Now that we have defined all the necessary components, let’s construct the GraphRAG pipeline:

1. Create nodes/chunks from the text.
2. Build a PropertyGraphIndex using `GraphRAGExtractor` and `GraphRAGStore`.
3. Construct communities and generate a summary for each community using the graph built above.
4. Create a `GraphRAGQueryEngine` and begin querying.

### Create nodes/ chunks from the text.

In [9]:
from llama_index.core.node_parser import SentenceSplitter

splitter = SentenceSplitter(
    chunk_size=1024,
    chunk_overlap=20,
)
nodes = splitter.get_nodes_from_documents(documents)

In [10]:
len(nodes)

32

### Build ProperGraphIndex using `GraphRAGExtractor` and `GraphRAGStore`

In [23]:
KG_TRIPLET_EXTRACT_TMPL = """
-Goal-
Given a text document, identify all companies and the relationships among them. The goal is to create a knowledge graph of corporate interactions.

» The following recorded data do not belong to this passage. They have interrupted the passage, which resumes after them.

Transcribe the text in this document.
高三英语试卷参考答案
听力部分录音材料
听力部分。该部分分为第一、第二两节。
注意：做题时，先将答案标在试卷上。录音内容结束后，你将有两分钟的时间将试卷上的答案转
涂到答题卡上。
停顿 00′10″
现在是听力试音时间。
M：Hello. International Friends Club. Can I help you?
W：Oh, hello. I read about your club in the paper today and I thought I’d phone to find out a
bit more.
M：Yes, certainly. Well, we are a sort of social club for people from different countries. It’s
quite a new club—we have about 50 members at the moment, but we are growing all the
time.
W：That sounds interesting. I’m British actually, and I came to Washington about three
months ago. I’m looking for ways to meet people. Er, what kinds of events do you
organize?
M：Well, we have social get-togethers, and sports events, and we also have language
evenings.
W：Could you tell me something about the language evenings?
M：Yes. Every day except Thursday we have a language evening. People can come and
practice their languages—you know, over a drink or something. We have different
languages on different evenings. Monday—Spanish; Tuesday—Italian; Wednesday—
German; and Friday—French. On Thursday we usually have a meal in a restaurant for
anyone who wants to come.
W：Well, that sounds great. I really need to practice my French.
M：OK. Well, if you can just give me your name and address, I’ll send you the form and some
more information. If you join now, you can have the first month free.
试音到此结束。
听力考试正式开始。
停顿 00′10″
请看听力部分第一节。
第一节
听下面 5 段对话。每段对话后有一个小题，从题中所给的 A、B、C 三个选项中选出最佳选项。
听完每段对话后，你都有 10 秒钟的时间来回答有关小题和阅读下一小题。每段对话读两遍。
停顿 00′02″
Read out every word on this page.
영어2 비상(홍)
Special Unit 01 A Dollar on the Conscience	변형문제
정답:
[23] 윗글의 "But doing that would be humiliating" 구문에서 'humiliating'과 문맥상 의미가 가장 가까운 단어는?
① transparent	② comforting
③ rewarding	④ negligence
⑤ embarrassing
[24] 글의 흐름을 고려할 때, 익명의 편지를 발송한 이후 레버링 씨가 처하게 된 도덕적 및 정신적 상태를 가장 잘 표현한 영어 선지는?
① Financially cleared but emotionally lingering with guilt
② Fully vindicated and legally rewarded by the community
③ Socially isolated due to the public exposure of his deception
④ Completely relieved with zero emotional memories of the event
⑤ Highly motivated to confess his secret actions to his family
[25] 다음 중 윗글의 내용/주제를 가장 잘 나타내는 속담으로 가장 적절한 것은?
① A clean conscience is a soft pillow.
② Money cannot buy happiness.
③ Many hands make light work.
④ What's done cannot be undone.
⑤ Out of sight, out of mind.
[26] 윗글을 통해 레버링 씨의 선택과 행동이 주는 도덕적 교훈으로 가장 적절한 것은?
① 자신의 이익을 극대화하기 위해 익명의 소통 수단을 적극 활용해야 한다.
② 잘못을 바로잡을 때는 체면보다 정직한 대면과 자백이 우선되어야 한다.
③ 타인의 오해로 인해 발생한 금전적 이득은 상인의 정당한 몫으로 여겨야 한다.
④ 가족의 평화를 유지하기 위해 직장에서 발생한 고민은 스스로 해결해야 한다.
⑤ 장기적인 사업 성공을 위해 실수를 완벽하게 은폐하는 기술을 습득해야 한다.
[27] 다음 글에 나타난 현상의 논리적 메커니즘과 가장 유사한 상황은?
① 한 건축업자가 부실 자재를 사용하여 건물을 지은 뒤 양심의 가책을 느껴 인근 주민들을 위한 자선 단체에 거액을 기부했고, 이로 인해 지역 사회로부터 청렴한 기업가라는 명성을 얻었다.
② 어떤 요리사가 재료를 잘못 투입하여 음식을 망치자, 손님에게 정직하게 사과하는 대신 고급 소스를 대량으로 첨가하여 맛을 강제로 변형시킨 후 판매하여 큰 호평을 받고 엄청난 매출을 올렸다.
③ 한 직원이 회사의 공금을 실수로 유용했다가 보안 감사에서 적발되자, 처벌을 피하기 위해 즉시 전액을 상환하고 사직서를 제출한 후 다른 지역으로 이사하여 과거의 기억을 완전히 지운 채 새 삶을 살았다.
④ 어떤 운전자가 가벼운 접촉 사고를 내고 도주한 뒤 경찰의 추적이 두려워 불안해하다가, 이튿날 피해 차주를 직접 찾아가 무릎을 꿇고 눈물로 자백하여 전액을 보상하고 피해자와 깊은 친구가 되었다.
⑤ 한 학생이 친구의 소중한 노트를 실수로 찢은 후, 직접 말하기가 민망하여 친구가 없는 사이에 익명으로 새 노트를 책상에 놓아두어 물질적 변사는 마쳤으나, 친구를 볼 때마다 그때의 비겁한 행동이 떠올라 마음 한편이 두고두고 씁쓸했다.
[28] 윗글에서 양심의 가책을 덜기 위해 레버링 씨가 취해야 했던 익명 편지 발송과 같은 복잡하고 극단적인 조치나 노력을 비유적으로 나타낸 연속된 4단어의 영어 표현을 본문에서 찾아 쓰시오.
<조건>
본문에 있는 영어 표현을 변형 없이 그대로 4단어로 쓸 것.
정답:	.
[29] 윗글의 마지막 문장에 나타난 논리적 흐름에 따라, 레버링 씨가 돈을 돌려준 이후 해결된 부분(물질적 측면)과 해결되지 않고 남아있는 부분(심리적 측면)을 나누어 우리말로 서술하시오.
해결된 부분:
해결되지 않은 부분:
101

Given the text, extract up to {max_knowledge_triplets} company-relation triplets.

-Steps-

Identify all Company Entities. For each identified company, extract the following information:

entity_name: The official or most common name of the company. Crucially, you MUST normalize variations into a single, consistent name (e.g., if you see "Tsmc" or "tsmc", you must output "TSMC"; for "Global Devices Corp.", always use this full name, not "Global Devices").
entity_type: Always use "Company".
entity_description: A comprehensive description of the company's business, industry, and key activities mentioned in the text.
Identify Inter-Company Relationships. From the companies identified in step 1, identify all pairs of (source_entity, target_entity) that have a clear and direct relationship described in the text.
For each pair of related companies, extract the following information:

source_entity: Name of the source company, as identified in step 1.
target_entity: Name of the target company, as identified in step 1.
relation: A standardized relationship type that best describes the connection. Use one of the following predefined types: COMPETES_WITH, IS_PARTNER_OF, IS_SUPPLIER_TO, IS_CUSTOMER_OF, INVESTED_IN, ACQUIRED, IS_PARENT_COMPANY_OF, OTHER.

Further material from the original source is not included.